Wydaje się, że drugie stanowisko jest znacznie bardziej rozsądne, chociaż nie wszystkie argumenty przytaczane przez jego zwolenników zasługują na aprobatę i nie wszystkie argumenty neoliberałów są niesłuszne. Niewątpliwie współczesna demokracja nie jest przygotowana na tempo rozwoju i innowacje technologiczne, jakie powstają dzięki rozwojowi gospodarki. Pokazują to na przykład problemy z regulacją ruchu w świecie internetowym. Z drugiej strony, oddanie władzy nad polityką ekonomii grozi tym, że gospodarka z natury nastawiona na zysk, będzie wymuszała rządy bardziej autorytarne, liberalne w zakresie wolności jednostki, ale mało demokratyczne.
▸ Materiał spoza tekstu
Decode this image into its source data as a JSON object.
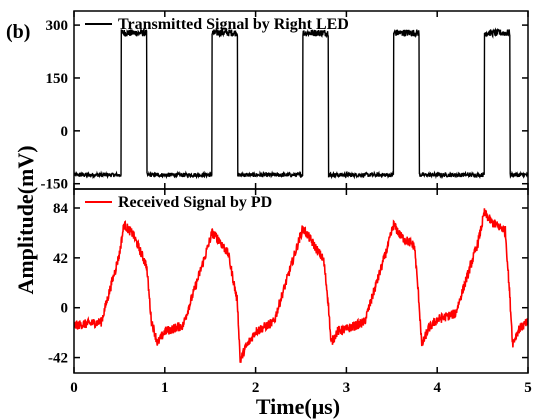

To jeszcze nieszczęściem samo w sobie nie jest, ale kiedy zdamy sobie sprawę z tego, że gospodarka jest całkowicie obojętna w stosunku do wartości, to musimy się zastanowić, kto i jak będzie podejmował decyzje, które nie tylko mają być skuteczne, ale także dobre dla społeczeństwa. Od polityki zatem uciec się nie da i to jest największe złudzenie neoliberałów, którzy chętnie widzieliby świat bez polityki ograniczającej gospodarkę. Taki świat byłby nie tylko niedemokratyczny, ale również niebezpieczny dla wartości, jakich demokracja broni, a przede wszystkim dla wolności jednostki, zarówno prywatnej, jak i publicznej.